Earlier in the day I felt my inner light flicker. For all but a few moments I felt like a third party as I played Gershwin and Dvorak, watching the concert go by. What is this experience and what can one do in the midst of it? I think it is a really important question and experience. At the end of the dinner, our guest section leader, the former principle of the Bavarian Radio Orchestra gave us advice for how to "survive orchestra rehearsals." As we hand over our abilities to a conductor, it can be easy to loose our own artistic initiative, our own voice and inspiration. We become one of the silent majority. So many people here complain about the long hours of rehearsing, the repetition, the rehearsal method, the lack of control. This is an issue I can hear not just in words, but in the sounds of the orchestra. When I think and experience music in its pure form, without the weight of salary, it dances and sings. But somedays it is work. I bike to "work." Really? I don't ever want to work.
I feel that we can choose this attitude to some extent, though. Perhaps not everyday is magical, but we can cultivate an inner fire in ourselves and in each other. My greatest recourse for action in times of being disengaged is to listen. If we take care of one another, then there will always be a voice somewhere to which we can listen, one that will inspire us and remind us. It will be our own voice, carried by another to whom we gave it for safe keeping. But right now I can't hear it always. Something in me is not in balance. I don't know how to express it, or to share it, or to receive it. But I also know that it is there and that it is merely a matter of constructing a way for it to come out. I'm in a new place, one in which I feel slightly repressed in comparison to my American lifestyle.

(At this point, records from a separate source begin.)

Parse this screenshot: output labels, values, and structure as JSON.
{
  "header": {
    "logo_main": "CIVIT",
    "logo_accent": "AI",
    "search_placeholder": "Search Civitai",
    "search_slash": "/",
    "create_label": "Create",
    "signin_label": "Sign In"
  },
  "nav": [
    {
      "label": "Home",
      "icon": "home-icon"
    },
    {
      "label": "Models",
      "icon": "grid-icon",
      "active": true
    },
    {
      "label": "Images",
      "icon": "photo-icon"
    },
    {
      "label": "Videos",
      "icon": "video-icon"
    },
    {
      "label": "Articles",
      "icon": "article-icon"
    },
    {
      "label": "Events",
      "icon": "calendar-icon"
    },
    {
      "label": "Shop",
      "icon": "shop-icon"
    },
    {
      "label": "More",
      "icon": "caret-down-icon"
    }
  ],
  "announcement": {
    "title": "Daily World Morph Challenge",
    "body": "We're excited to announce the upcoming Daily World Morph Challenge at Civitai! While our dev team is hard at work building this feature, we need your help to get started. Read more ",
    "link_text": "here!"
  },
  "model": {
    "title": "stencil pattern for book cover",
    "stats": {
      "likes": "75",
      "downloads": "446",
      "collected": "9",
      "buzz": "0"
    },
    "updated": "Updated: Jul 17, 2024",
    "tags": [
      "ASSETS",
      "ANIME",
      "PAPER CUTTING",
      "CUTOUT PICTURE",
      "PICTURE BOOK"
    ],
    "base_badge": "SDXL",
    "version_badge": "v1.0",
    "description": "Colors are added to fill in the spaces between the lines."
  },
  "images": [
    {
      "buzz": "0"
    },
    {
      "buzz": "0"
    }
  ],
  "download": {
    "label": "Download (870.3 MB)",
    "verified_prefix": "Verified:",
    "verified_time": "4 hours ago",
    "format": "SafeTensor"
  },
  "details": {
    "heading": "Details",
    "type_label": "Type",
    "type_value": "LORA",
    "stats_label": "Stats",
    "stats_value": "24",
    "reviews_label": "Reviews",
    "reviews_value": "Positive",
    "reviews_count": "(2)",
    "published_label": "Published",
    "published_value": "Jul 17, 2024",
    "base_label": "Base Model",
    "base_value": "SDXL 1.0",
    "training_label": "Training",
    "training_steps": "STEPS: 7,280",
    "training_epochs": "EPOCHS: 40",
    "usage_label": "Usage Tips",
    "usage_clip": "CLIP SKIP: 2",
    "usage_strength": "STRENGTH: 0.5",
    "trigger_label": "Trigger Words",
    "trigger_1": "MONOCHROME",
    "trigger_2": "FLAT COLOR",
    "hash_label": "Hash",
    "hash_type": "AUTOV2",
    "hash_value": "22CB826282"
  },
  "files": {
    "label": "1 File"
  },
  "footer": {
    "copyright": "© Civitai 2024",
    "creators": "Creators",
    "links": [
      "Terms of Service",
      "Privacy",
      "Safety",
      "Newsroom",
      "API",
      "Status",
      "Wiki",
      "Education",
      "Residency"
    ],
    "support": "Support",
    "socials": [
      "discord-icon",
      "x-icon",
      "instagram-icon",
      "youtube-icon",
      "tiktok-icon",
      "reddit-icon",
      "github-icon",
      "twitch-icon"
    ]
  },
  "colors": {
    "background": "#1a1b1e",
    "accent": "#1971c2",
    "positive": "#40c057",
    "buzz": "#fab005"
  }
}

I remembered today that one of my reasons for coming to Japan was to encounter new challenges and to see how I identify them and react to them. This is a process and an experience that I want to have. For some, the primary goal here is to become a better orchestral player, or to make money, or to see Japan. I appreciate all of these things. But in the scope of life, one of my primary goals here is to learn something about new limitations and how I react to them. I want to learn new challenges and find ways of playing with them.
At intermission I made a list of things that give me inspiration or strength. Things that I can do to remember myself in this new space, ways that I can interact with this new space. It's an interesting exercise, one worth trying for wherever you are. Some are temporary fixes, such as biking or or writing letters. Others have a deeper internal structure.
In the second movement of the Gershwin Piano Concerto there is a melody that brings me outside of myself. I can hear Bess singing it. And it takes me home. It reminds me of a voice in America that I love; an audacious, suffering voice that believes in the right to be heard. And there are other voices that I love. In the fourth movement of the New World Symphony, an unleashed joy after years of oppression. And the second movement's brass choral canyons and deep dark caves.
During the concert I thought about these voices and other things American. After our dinner I said goodbye to everyone as they went to their trains and cars. I went back to the hall and mimed my way into an after hours building to get to the parking garage for my bike. I love biking at night. It's impossible to see beyond three or four meters in front, and the path is still new to me. But I went through the little streets of Nishinomiya to the river and found the way along the water, only passing two or three others on my way home.
What is a challenge? Sometimes seen and sometimes hidden.